After hearing these phrases from students, she and her staff have used them for “a teachable moment” to talk with students. “Those comments are not appropriate in any setting,” she said. “They’re not kind, they’re not necessary.”

In writing the memo, Hanson was trying to provide an alert and forge a partnership with parents, educating them of the potential risk and to request that they have conversations with their children.

“I never want to infringe on the rights of a parent and tell people this is how you should parent,” she said. “But I want to open that door of communication because a lot of times kids are often left to their own account on a device.”
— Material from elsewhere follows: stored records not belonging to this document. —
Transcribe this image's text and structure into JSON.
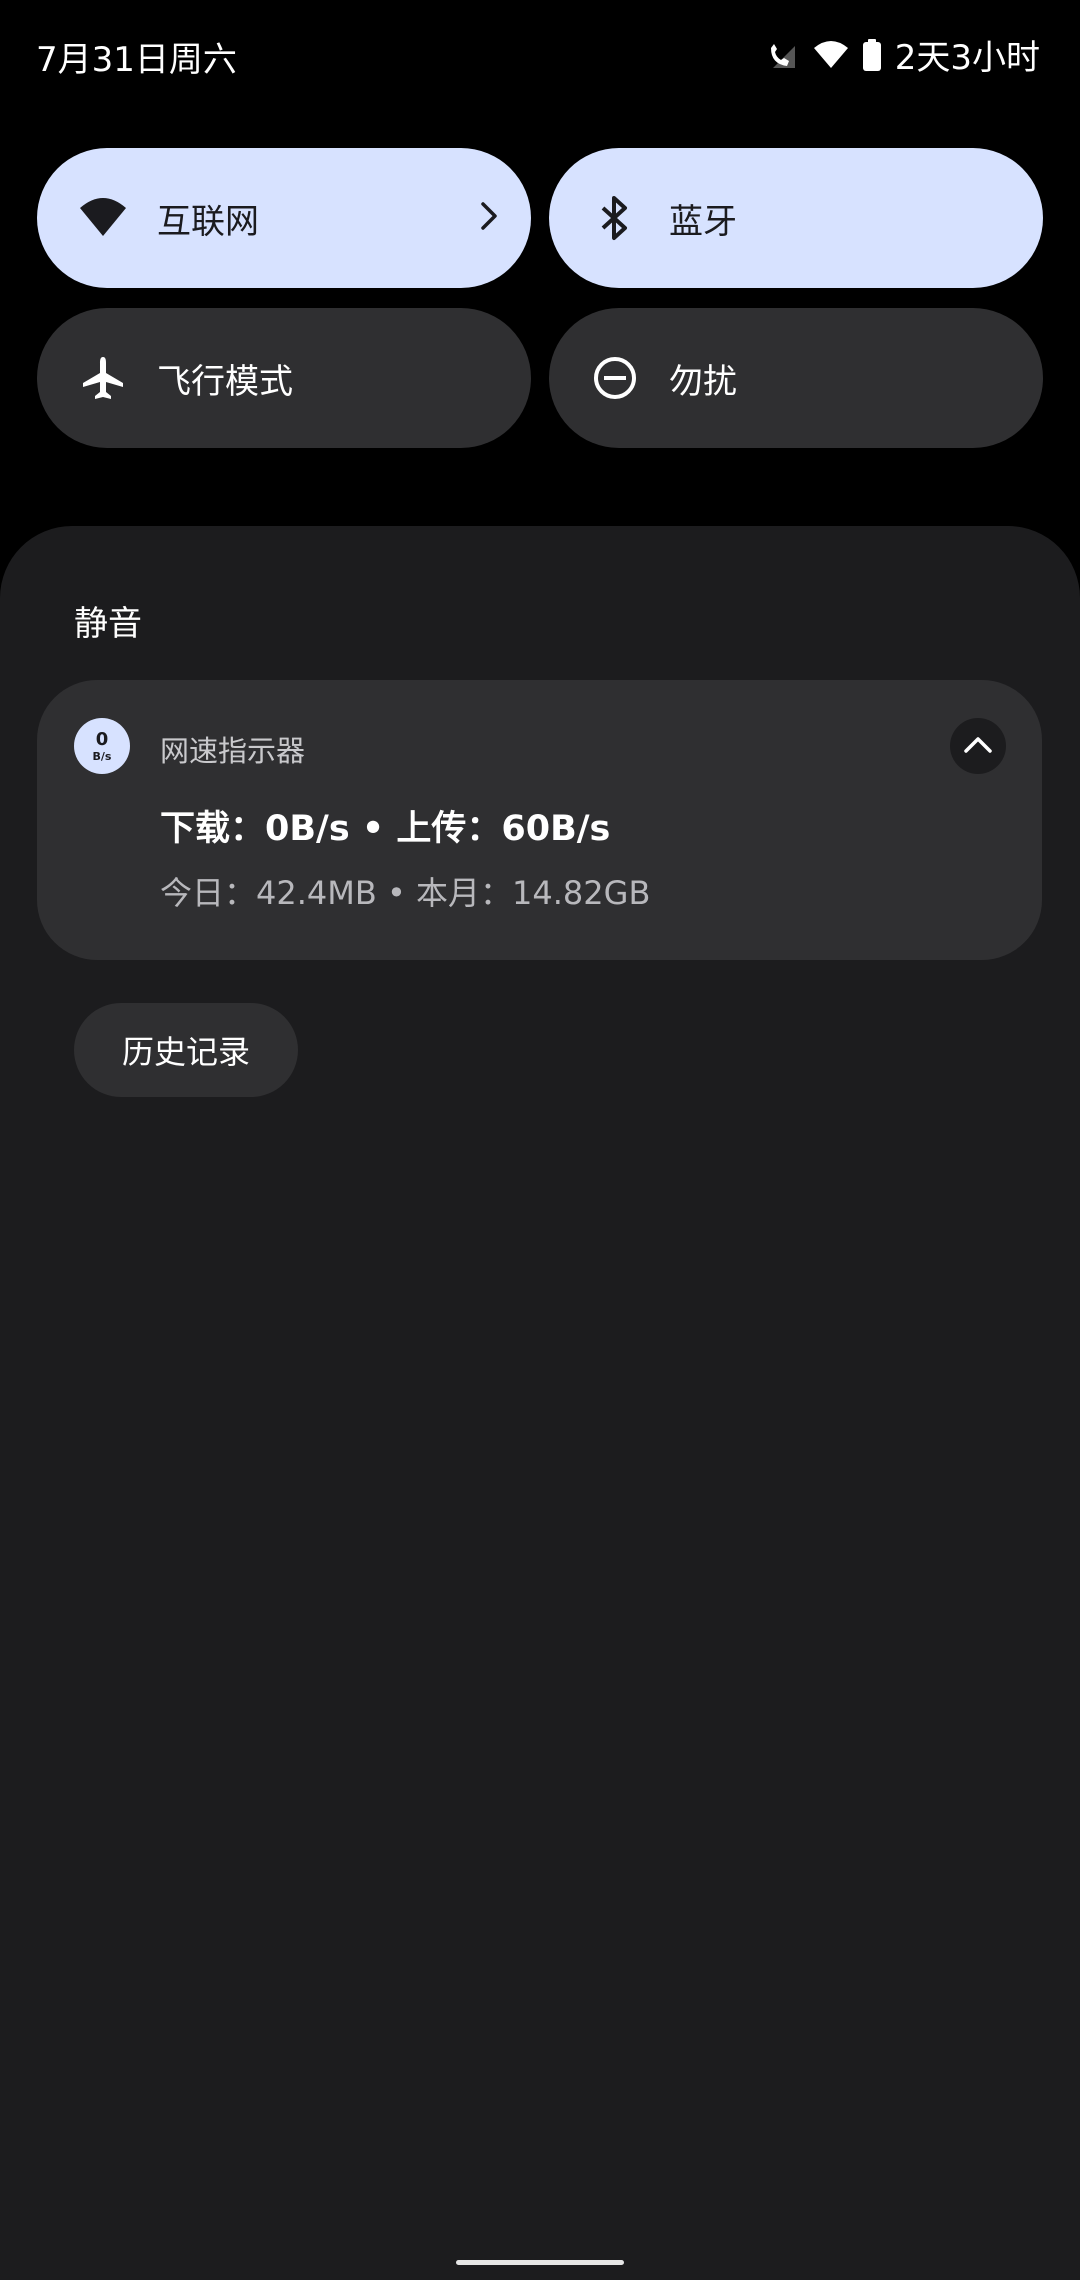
{
  "status": {
    "date": "7月31日周六",
    "battery_text": "2天3小时"
  },
  "tiles": [
    {
      "label": "互联网",
      "icon": "wifi-icon",
      "active": true
    },
    {
      "label": "蓝牙",
      "icon": "bluetooth-icon",
      "active": true
    },
    {
      "label": "飞行模式",
      "icon": "airplane-icon",
      "active": false
    },
    {
      "label": "勿扰",
      "icon": "do-not-disturb-icon",
      "active": false
    }
  ],
  "shade": {
    "section_title": "静音",
    "notification": {
      "app_icon_value": "0",
      "app_icon_unit": "B/s",
      "app_name": "网速指示器",
      "title": "下载：0B/s • 上传：60B/s",
      "text": "今日：42.4MB • 本月：14.82GB"
    },
    "history_button": "历史记录"
  },
  "colors": {
    "tile_active": "#d7e2ff",
    "tile_inactive": "#2f2f31",
    "shade_bg": "#1c1c1e"
  }
}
While both schools have policies in place as well as regular classroom interactions that prevent students from using smartphones at will during school hours, there are plenty of opportunities outside of those times to interact with social media, Hanson said. “Their device use is happening, probably, after school, at home in the evenings, on the weekends.”

While she and her staff will continue to educate students as needed, repeated offenses could result in disciplinary actions and consequences.

It’s important that school staff and parents come together to help students understand the dangers of parroting some of these social media trends, the principal said. “It’s part of like, digital citizenship, and I don’t think kids quite understand the consequences of their actions.”

Reaching out to parents seems to have proven effective. “I haven’t heard those comments (from students) since my memo. My staff hasn’t reported those comments since the memo,” she said. “And so, I’m hoping it helped.”